The common emitter (CE) configuration is the most popular of the three types I amplifying circuits. In most cases CE mode is preferred because its current gain and voltage gain are high while its power gain is the highest.

Current gain = β=I_C/I_B

Voltage gain=V_out/V_in

Power gain=I²_out/I²_inxR_C/r_ie

At the input the emitter junction is forward biased there input resistance is small while at the output, the collector junction is reversed biased, therefore output resistance is high. Hence current is transferred from low to high resistance circuit. The circuit for simple transistor amplification is the NPN transistor to act an A.C amplifier with ground emitter. Transistors are used as a amplifier in many electronic equipment such as oscillators, radio, CRO, T.V. computer, loudspeakers mobile etc.

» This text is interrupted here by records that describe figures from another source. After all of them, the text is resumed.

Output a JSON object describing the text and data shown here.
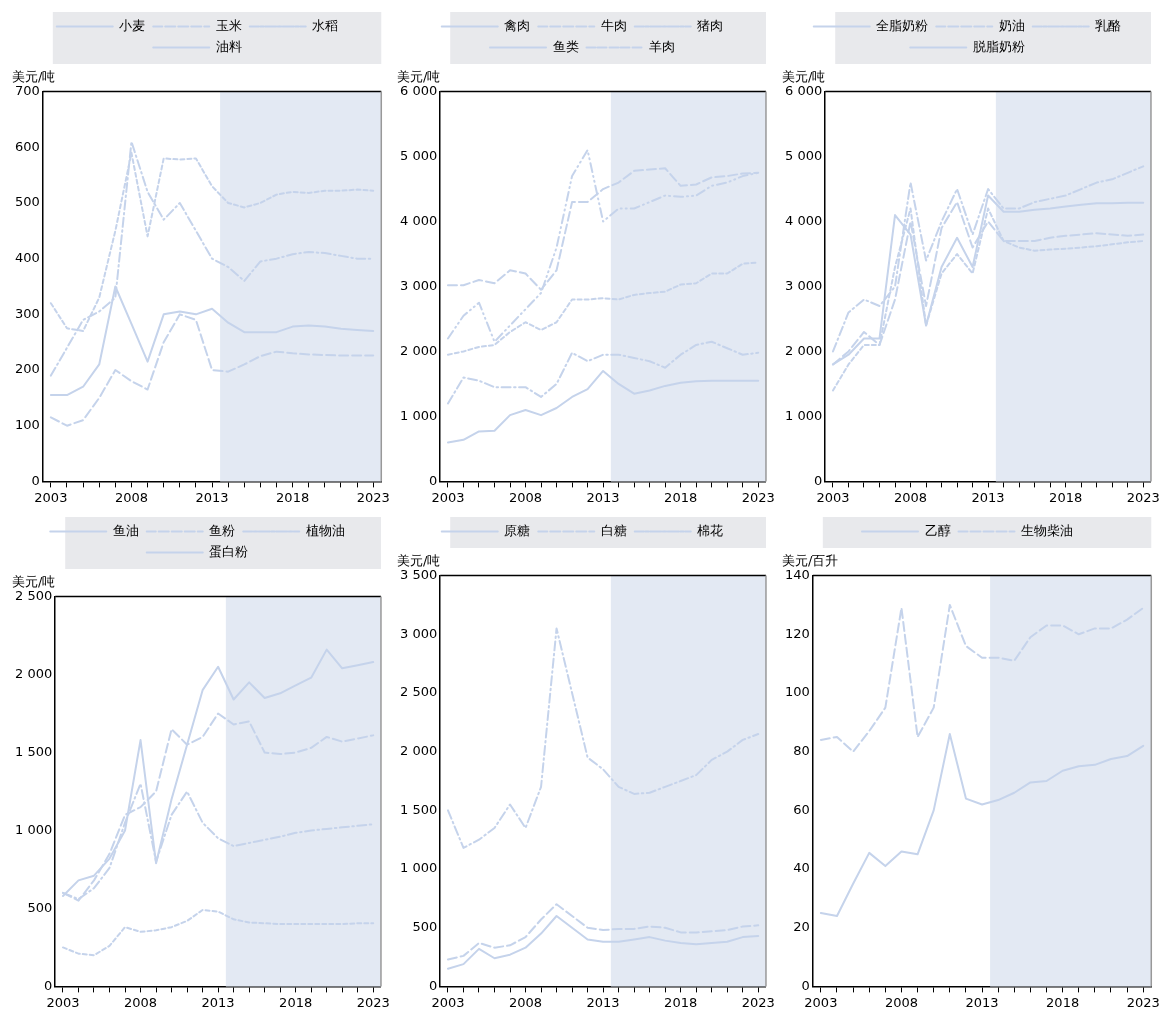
{
  "chart_data": [
    {
      "type": "line",
      "ylabel": "美元/吨",
      "legend": "top",
      "x": [
        2003,
        2004,
        2005,
        2006,
        2007,
        2008,
        2009,
        2010,
        2011,
        2012,
        2013,
        2014,
        2015,
        2016,
        2017,
        2018,
        2019,
        2020,
        2021,
        2022,
        2023
      ],
      "xlim": [
        2002.5,
        2023.5
      ],
      "xticks": [
        2003,
        {
          "value": 2004,
          "label": null
        },
        {
          "value": 2005,
          "label": null
        },
        {
          "value": 2006,
          "label": null
        },
        {
          "value": 2007,
          "label": null
        },
        2008,
        {
          "value": 2009,
          "label": null
        },
        {
          "value": 2010,
          "label": null
        },
        {
          "value": 2011,
          "label": null
        },
        {
          "value": 2012,
          "label": null
        },
        2013,
        {
          "value": 2014,
          "label": null
        },
        {
          "value": 2015,
          "label": null
        },
        {
          "value": 2016,
          "label": null
        },
        {
          "value": 2017,
          "label": null
        },
        2018,
        {
          "value": 2019,
          "label": null
        },
        {
          "value": 2020,
          "label": null
        },
        {
          "value": 2021,
          "label": null
        },
        {
          "value": 2022,
          "label": null
        },
        2023
      ],
      "ylim": [
        0,
        700
      ],
      "yticks": [
        0,
        100,
        200,
        300,
        400,
        500,
        600,
        700
      ],
      "bands": [
        {
          "axis": "x",
          "from": 2013.5,
          "to": 2023.5,
          "color": "#e3e9f3"
        }
      ],
      "series": [
        {
          "name": "小麦",
          "color": "#c5d3eb",
          "line_style": "solid",
          "values": [
            155,
            155,
            170,
            210,
            350,
            283,
            215,
            300,
            305,
            300,
            310,
            285,
            268,
            268,
            268,
            278,
            280,
            278,
            274,
            272,
            270
          ]
        },
        {
          "name": "玉米",
          "color": "#c5d3eb",
          "line_style": "dashed",
          "values": [
            115,
            100,
            110,
            150,
            200,
            180,
            165,
            250,
            300,
            290,
            200,
            197,
            210,
            225,
            233,
            230,
            228,
            227,
            226,
            226,
            226
          ]
        },
        {
          "name": "水稻",
          "color": "#c5d3eb",
          "line_style": "dashdot",
          "values": [
            190,
            240,
            290,
            305,
            330,
            610,
            520,
            470,
            500,
            450,
            400,
            385,
            360,
            395,
            400,
            408,
            412,
            410,
            405,
            400,
            400
          ]
        },
        {
          "name": "油料",
          "color": "#c5d3eb",
          "line_style": "dotted",
          "values": [
            320,
            275,
            270,
            330,
            450,
            590,
            440,
            580,
            578,
            580,
            530,
            500,
            492,
            500,
            515,
            520,
            518,
            522,
            522,
            524,
            522
          ]
        }
      ]
    },
    {
      "type": "line",
      "ylabel": "美元/吨",
      "legend": "top",
      "x": [
        2003,
        2004,
        2005,
        2006,
        2007,
        2008,
        2009,
        2010,
        2011,
        2012,
        2013,
        2014,
        2015,
        2016,
        2017,
        2018,
        2019,
        2020,
        2021,
        2022,
        2023
      ],
      "xlim": [
        2002.5,
        2023.5
      ],
      "xticks": [
        2003,
        {
          "value": 2004,
          "label": null
        },
        {
          "value": 2005,
          "label": null
        },
        {
          "value": 2006,
          "label": null
        },
        {
          "value": 2007,
          "label": null
        },
        2008,
        {
          "value": 2009,
          "label": null
        },
        {
          "value": 2010,
          "label": null
        },
        {
          "value": 2011,
          "label": null
        },
        {
          "value": 2012,
          "label": null
        },
        2013,
        {
          "value": 2014,
          "label": null
        },
        {
          "value": 2015,
          "label": null
        },
        {
          "value": 2016,
          "label": null
        },
        {
          "value": 2017,
          "label": null
        },
        2018,
        {
          "value": 2019,
          "label": null
        },
        {
          "value": 2020,
          "label": null
        },
        {
          "value": 2021,
          "label": null
        },
        {
          "value": 2022,
          "label": null
        },
        2023
      ],
      "ylim": [
        0,
        6000
      ],
      "yticks": [
        0,
        {
          "value": 1000,
          "label": "1 000"
        },
        {
          "value": 2000,
          "label": "2 000"
        },
        {
          "value": 3000,
          "label": "3 000"
        },
        {
          "value": 4000,
          "label": "4 000"
        },
        {
          "value": 5000,
          "label": "5 000"
        },
        {
          "value": 6000,
          "label": "6 000"
        }
      ],
      "bands": [
        {
          "axis": "x",
          "from": 2013.5,
          "to": 2023.5,
          "color": "#e3e9f3"
        }
      ],
      "series": [
        {
          "name": "禽肉",
          "color": "#c5d3eb",
          "line_style": "solid",
          "values": [
            600,
            640,
            770,
            780,
            1020,
            1100,
            1020,
            1130,
            1300,
            1420,
            1700,
            1500,
            1350,
            1400,
            1470,
            1520,
            1540,
            1550,
            1550,
            1550,
            1550
          ]
        },
        {
          "name": "牛肉",
          "color": "#c5d3eb",
          "line_style": "dashed",
          "values": [
            3020,
            3020,
            3100,
            3050,
            3250,
            3200,
            2950,
            3250,
            4300,
            4300,
            4500,
            4600,
            4780,
            4800,
            4820,
            4550,
            4570,
            4680,
            4700,
            4740,
            4750
          ]
        },
        {
          "name": "猪肉",
          "color": "#c5d3eb",
          "line_style": "dashdot",
          "values": [
            1200,
            1600,
            1550,
            1450,
            1450,
            1450,
            1300,
            1500,
            1980,
            1850,
            1950,
            1950,
            1900,
            1850,
            1750,
            1950,
            2100,
            2150,
            2050,
            1950,
            1980
          ]
        },
        {
          "name": "鱼类",
          "color": "#c5d3eb",
          "line_style": "dotted",
          "values": [
            1950,
            2000,
            2070,
            2100,
            2300,
            2450,
            2330,
            2450,
            2800,
            2800,
            2820,
            2800,
            2870,
            2900,
            2920,
            3030,
            3050,
            3200,
            3200,
            3350,
            3370
          ]
        },
        {
          "name": "羊肉",
          "color": "#c5d3eb",
          "line_style": "dashdotdot",
          "values": [
            2200,
            2550,
            2750,
            2150,
            2400,
            2650,
            2900,
            3600,
            4700,
            5100,
            4000,
            4200,
            4200,
            4300,
            4400,
            4380,
            4400,
            4550,
            4600,
            4700,
            4750
          ]
        }
      ]
    },
    {
      "type": "line",
      "ylabel": "美元/吨",
      "legend": "top",
      "x": [
        2003,
        2004,
        2005,
        2006,
        2007,
        2008,
        2009,
        2010,
        2011,
        2012,
        2013,
        2014,
        2015,
        2016,
        2017,
        2018,
        2019,
        2020,
        2021,
        2022,
        2023
      ],
      "xlim": [
        2002.5,
        2023.5
      ],
      "xticks": [
        2003,
        {
          "value": 2004,
          "label": null
        },
        {
          "value": 2005,
          "label": null
        },
        {
          "value": 2006,
          "label": null
        },
        {
          "value": 2007,
          "label": null
        },
        2008,
        {
          "value": 2009,
          "label": null
        },
        {
          "value": 2010,
          "label": null
        },
        {
          "value": 2011,
          "label": null
        },
        {
          "value": 2012,
          "label": null
        },
        2013,
        {
          "value": 2014,
          "label": null
        },
        {
          "value": 2015,
          "label": null
        },
        {
          "value": 2016,
          "label": null
        },
        {
          "value": 2017,
          "label": null
        },
        2018,
        {
          "value": 2019,
          "label": null
        },
        {
          "value": 2020,
          "label": null
        },
        {
          "value": 2021,
          "label": null
        },
        {
          "value": 2022,
          "label": null
        },
        2023
      ],
      "ylim": [
        0,
        6000
      ],
      "yticks": [
        0,
        {
          "value": 1000,
          "label": "1 000"
        },
        {
          "value": 2000,
          "label": "2 000"
        },
        {
          "value": 3000,
          "label": "3 000"
        },
        {
          "value": 4000,
          "label": "4 000"
        },
        {
          "value": 5000,
          "label": "5 000"
        },
        {
          "value": 6000,
          "label": "6 000"
        }
      ],
      "bands": [
        {
          "axis": "x",
          "from": 2013.5,
          "to": 2023.5,
          "color": "#e3e9f3"
        }
      ],
      "series": [
        {
          "name": "全脂奶粉",
          "color": "#c5d3eb",
          "line_style": "solid",
          "values": [
            1800,
            1950,
            2200,
            2200,
            4100,
            3800,
            2400,
            3300,
            3750,
            3300,
            4400,
            4150,
            4150,
            4180,
            4200,
            4230,
            4260,
            4280,
            4280,
            4290,
            4290
          ]
        },
        {
          "name": "奶油",
          "color": "#c5d3eb",
          "line_style": "dashed",
          "values": [
            1800,
            2000,
            2300,
            2100,
            2800,
            4000,
            2700,
            3900,
            4300,
            3600,
            4000,
            3700,
            3700,
            3700,
            3750,
            3780,
            3800,
            3820,
            3800,
            3780,
            3800
          ]
        },
        {
          "name": "乳酪",
          "color": "#c5d3eb",
          "line_style": "dashdot",
          "values": [
            2000,
            2600,
            2800,
            2700,
            3000,
            4600,
            3400,
            4000,
            4500,
            3800,
            4500,
            4200,
            4200,
            4300,
            4350,
            4400,
            4500,
            4600,
            4650,
            4750,
            4850
          ]
        },
        {
          "name": "脱脂奶粉",
          "color": "#c5d3eb",
          "line_style": "dotted",
          "values": [
            1400,
            1800,
            2100,
            2100,
            3300,
            4200,
            2400,
            3200,
            3500,
            3200,
            4200,
            3700,
            3600,
            3550,
            3570,
            3580,
            3600,
            3620,
            3650,
            3680,
            3700
          ]
        }
      ]
    },
    {
      "type": "line",
      "ylabel": "美元/吨",
      "legend": "top",
      "x": [
        2003,
        2004,
        2005,
        2006,
        2007,
        2008,
        2009,
        2010,
        2011,
        2012,
        2013,
        2014,
        2015,
        2016,
        2017,
        2018,
        2019,
        2020,
        2021,
        2022,
        2023
      ],
      "xlim": [
        2002.5,
        2023.5
      ],
      "xticks": [
        2003,
        {
          "value": 2004,
          "label": null
        },
        {
          "value": 2005,
          "label": null
        },
        {
          "value": 2006,
          "label": null
        },
        {
          "value": 2007,
          "label": null
        },
        2008,
        {
          "value": 2009,
          "label": null
        },
        {
          "value": 2010,
          "label": null
        },
        {
          "value": 2011,
          "label": null
        },
        {
          "value": 2012,
          "label": null
        },
        2013,
        {
          "value": 2014,
          "label": null
        },
        {
          "value": 2015,
          "label": null
        },
        {
          "value": 2016,
          "label": null
        },
        {
          "value": 2017,
          "label": null
        },
        2018,
        {
          "value": 2019,
          "label": null
        },
        {
          "value": 2020,
          "label": null
        },
        {
          "value": 2021,
          "label": null
        },
        {
          "value": 2022,
          "label": null
        },
        2023
      ],
      "ylim": [
        0,
        2500
      ],
      "yticks": [
        0,
        500,
        {
          "value": 1000,
          "label": "1 000"
        },
        {
          "value": 1500,
          "label": "1 500"
        },
        {
          "value": 2000,
          "label": "2 000"
        },
        {
          "value": 2500,
          "label": "2 500"
        }
      ],
      "bands": [
        {
          "axis": "x",
          "from": 2013.5,
          "to": 2023.5,
          "color": "#e3e9f3"
        }
      ],
      "series": [
        {
          "name": "鱼油",
          "color": "#c5d3eb",
          "line_style": "solid",
          "values": [
            580,
            680,
            710,
            820,
            1000,
            1580,
            790,
            1200,
            1550,
            1900,
            2050,
            1840,
            1950,
            1850,
            1880,
            1930,
            1980,
            2160,
            2040,
            2060,
            2080
          ]
        },
        {
          "name": "鱼粉",
          "color": "#c5d3eb",
          "line_style": "dashed",
          "values": [
            600,
            550,
            680,
            850,
            1100,
            1150,
            1250,
            1650,
            1550,
            1600,
            1750,
            1680,
            1700,
            1500,
            1490,
            1500,
            1530,
            1600,
            1570,
            1590,
            1610
          ]
        },
        {
          "name": "植物油",
          "color": "#c5d3eb",
          "line_style": "dashdot",
          "values": [
            600,
            560,
            630,
            760,
            1050,
            1300,
            800,
            1100,
            1250,
            1050,
            950,
            900,
            920,
            940,
            960,
            985,
            1000,
            1010,
            1020,
            1030,
            1040
          ]
        },
        {
          "name": "蛋白粉",
          "color": "#c5d3eb",
          "line_style": "dotted",
          "values": [
            250,
            210,
            200,
            260,
            380,
            350,
            360,
            380,
            420,
            490,
            480,
            430,
            410,
            405,
            400,
            400,
            400,
            400,
            400,
            405,
            405
          ]
        }
      ]
    },
    {
      "type": "line",
      "ylabel": "美元/吨",
      "legend": "top",
      "x": [
        2003,
        2004,
        2005,
        2006,
        2007,
        2008,
        2009,
        2010,
        2011,
        2012,
        2013,
        2014,
        2015,
        2016,
        2017,
        2018,
        2019,
        2020,
        2021,
        2022,
        2023
      ],
      "xlim": [
        2002.5,
        2023.5
      ],
      "xticks": [
        2003,
        {
          "value": 2004,
          "label": null
        },
        {
          "value": 2005,
          "label": null
        },
        {
          "value": 2006,
          "label": null
        },
        {
          "value": 2007,
          "label": null
        },
        2008,
        {
          "value": 2009,
          "label": null
        },
        {
          "value": 2010,
          "label": null
        },
        {
          "value": 2011,
          "label": null
        },
        {
          "value": 2012,
          "label": null
        },
        2013,
        {
          "value": 2014,
          "label": null
        },
        {
          "value": 2015,
          "label": null
        },
        {
          "value": 2016,
          "label": null
        },
        {
          "value": 2017,
          "label": null
        },
        2018,
        {
          "value": 2019,
          "label": null
        },
        {
          "value": 2020,
          "label": null
        },
        {
          "value": 2021,
          "label": null
        },
        {
          "value": 2022,
          "label": null
        },
        2023
      ],
      "ylim": [
        0,
        3500
      ],
      "yticks": [
        0,
        500,
        {
          "value": 1000,
          "label": "1 000"
        },
        {
          "value": 1500,
          "label": "1 500"
        },
        {
          "value": 2000,
          "label": "2 000"
        },
        {
          "value": 2500,
          "label": "2 500"
        },
        {
          "value": 3000,
          "label": "3 000"
        },
        {
          "value": 3500,
          "label": "3 500"
        }
      ],
      "bands": [
        {
          "axis": "x",
          "from": 2013.5,
          "to": 2023.5,
          "color": "#e3e9f3"
        }
      ],
      "series": [
        {
          "name": "原糖",
          "color": "#c5d3eb",
          "line_style": "solid",
          "values": [
            150,
            190,
            320,
            240,
            270,
            330,
            450,
            600,
            500,
            400,
            380,
            380,
            400,
            420,
            390,
            370,
            360,
            370,
            380,
            420,
            430
          ]
        },
        {
          "name": "白糖",
          "color": "#c5d3eb",
          "line_style": "dashed",
          "values": [
            230,
            260,
            370,
            330,
            350,
            420,
            570,
            700,
            600,
            500,
            480,
            490,
            490,
            510,
            500,
            460,
            460,
            470,
            480,
            510,
            520
          ]
        },
        {
          "name": "棉花",
          "color": "#c5d3eb",
          "line_style": "dashdot",
          "values": [
            1500,
            1180,
            1250,
            1350,
            1550,
            1350,
            1700,
            3050,
            2500,
            1950,
            1850,
            1700,
            1640,
            1650,
            1700,
            1750,
            1800,
            1930,
            2000,
            2100,
            2150
          ]
        }
      ]
    },
    {
      "type": "line",
      "ylabel": "美元/百升",
      "legend": "top",
      "x": [
        2003,
        2004,
        2005,
        2006,
        2007,
        2008,
        2009,
        2010,
        2011,
        2012,
        2013,
        2014,
        2015,
        2016,
        2017,
        2018,
        2019,
        2020,
        2021,
        2022,
        2023
      ],
      "xlim": [
        2002.5,
        2023.5
      ],
      "xticks": [
        2003,
        {
          "value": 2004,
          "label": null
        },
        {
          "value": 2005,
          "label": null
        },
        {
          "value": 2006,
          "label": null
        },
        {
          "value": 2007,
          "label": null
        },
        2008,
        {
          "value": 2009,
          "label": null
        },
        {
          "value": 2010,
          "label": null
        },
        {
          "value": 2011,
          "label": null
        },
        {
          "value": 2012,
          "label": null
        },
        2013,
        {
          "value": 2014,
          "label": null
        },
        {
          "value": 2015,
          "label": null
        },
        {
          "value": 2016,
          "label": null
        },
        {
          "value": 2017,
          "label": null
        },
        2018,
        {
          "value": 2019,
          "label": null
        },
        {
          "value": 2020,
          "label": null
        },
        {
          "value": 2021,
          "label": null
        },
        {
          "value": 2022,
          "label": null
        },
        2023
      ],
      "ylim": [
        0,
        140
      ],
      "yticks": [
        0,
        20,
        40,
        60,
        80,
        100,
        120,
        140
      ],
      "bands": [
        {
          "axis": "x",
          "from": 2013.5,
          "to": 2023.5,
          "color": "#e3e9f3"
        }
      ],
      "series": [
        {
          "name": "乙醇",
          "color": "#c5d3eb",
          "line_style": "solid",
          "values": [
            25,
            24,
            35,
            45.5,
            41,
            46,
            45,
            60,
            86,
            64,
            62,
            63.5,
            66,
            69.5,
            70,
            73.5,
            75,
            75.5,
            77.5,
            78.5,
            82
          ]
        },
        {
          "name": "生物柴油",
          "color": "#c5d3eb",
          "line_style": "dashed",
          "values": [
            84,
            85,
            80,
            87,
            95,
            129,
            85,
            95,
            130,
            116,
            112,
            112,
            111,
            119,
            123,
            123,
            120,
            122,
            122,
            125,
            129
          ]
        }
      ]
    }
  ]
}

Transistor is basically a current amplifying device. It converts low alternating voltage or current signals to high voltage or current signals. The circuit for a simple transistor amplifier is common-emitter circuit where emitter is ground. When a signal is applied to the input which causes small change in the base current of the base current .This causes large changes in collector current. In this way emitter ground CE converts low AC signals to high alternating current signals. Transistor is basically a current amplifier which is the building block of every complex electrical circuit such as radio, CRO, oscillators, T.V, load speaker etc.

Absolute temperature = T = 25°C + 273 = 298 K

Total number of atoms = N = 10¹⁰ + 10′ = 1.0 x 10¹⁰ atoms

Boltzmann Gas Constant = K = 1.38 x 10^-23J/ K

Total Kinetic Energy supplied is given by.

K.E=3/2NKT = 3/2×1.0x10¹⁰x1.38×10^-23x298=6.1686×10^-11

K.E=6.1686×10^-11/1.6×10^-19=3.86×10⁸eV

In case of silicon 1.09 eV energy is required to break a covalent bond of electron and hole. So the number of free electrons is.

No. of free electrons =3.86×10⁸eV/1.09eV = 3.54×10⁸electrons

No. of holes = number of electrons = 3.54 x 10⁸ holes.

In case of germanium 0.72 ev energy is required to break the bond. So the number of electrons in case of germanium is

No. of electrons =3.86×10⁸eV/0.72eV=5.36×10⁸ electrons

No. of holes = No. of electrons = 5.36 x 10⁸ holes.